J’ai un problème avec l’officialité actuelle : c’est qu’elle n’est pas connaissante : elle est inculte. Quels sont les références de ces gens qui nous gouvernent aujourd’hui ? Ont-ils autre chose que les sondages et les élections ? Il y a une déculturation républicaine.
Les fondateurs de la République étaient des gens ancrés dans une très grande culture, religieuse y compris même s’ils ne l’étaient pas.
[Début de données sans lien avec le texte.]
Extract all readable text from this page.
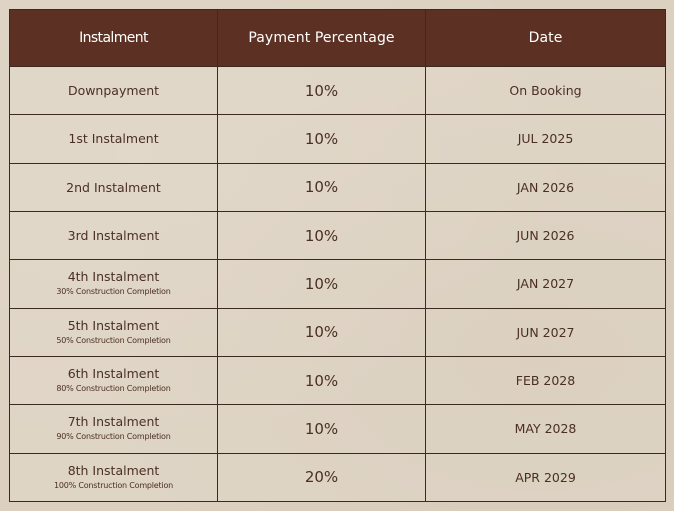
Instalment	Payment Percentage	Date

Downpayment	10%	On Booking

1st Instalment	10%	JUL 2025

2nd Instalment	10%	JAN 2026

3rd Instalment	10%	JUN 2026

4th Instalment
30% Construction Completion	10%	JAN 2027

5th Instalment
50% Construction Completion	10%	JUN 2027

6th Instalment
80% Construction Completion	10%	FEB 2028

7th Instalment
90% Construction Completion	10%	MAY 2028

8th Instalment
100% Construction Completion	20%	APR 2029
Quant au multiculturel : je ne crois pas au multiculturel. Ce n’est pas la tradition républicaine française, qui n’est pas fédérale, ce n’est pas la Nation qui a fait l’État, c’est l’État qui a fait la Nation. Je crois qu’il s’agirait plutôt d’inventer un récit national où chacun trouve sa place. À cet égard, le livre de Dominique Borne est remarquable (« Quelle histoire pour la France ? »). Il y montre très bien comment la France a été faite sur la base d’apports.

Benjamin Stora

Je suis d’accord quand Régis Debray dit que la modernité libère les archaïsmes. Le problème, c’est que ces archaïsmes sont aussi provoqués par les échecs du politique, que ce soit en Occident ou en Orient. En Europe, on a eu l’échec politique du socialisme, du moins dans sa version programmatique, partidaire et idéologique. En Orient, les tentatives de laïcisation par le nationalisme arabe ont été des échecs.

Frédéric Bonnaud

En vous écoutant tous les quatre, quand je pense à vos engagement, à votre jeunesse, je pensais à une phrase d’Olivier Roy, islamologue, qui disait en gros « Que voulez-vous, le djihad est la seule cause disponible sur le marché ».

Edgar Morin

Dans ce qu’on appelle, avec un mot un peu fourre-tout, le terrorisme, et dont nous avons eu des exemples européens avec les Brigades rouges, les Brigades noires, la Bande à Baader, les djihadistes, le trait commun, c’est qu’ils vivent dans un monde halluciné, un monde clos, où aucun argument du monde extérieur ne pénètre, et où tout est auto-justifié par la cause. Mais ce qui m’a frappé aussi, c’est de voir qu’il y a des gens qui ont quitté cet univers, parce qu’à un moment, une part de la réalité est entrée en eux. Tout cela ne concerne finalement qu’une minorité.
Mais, et c’est le rôle de l’éducation, il s’agit d’éviter le monde clos. Et c’est pour cela qu’il faut enseigner un monde ouvert.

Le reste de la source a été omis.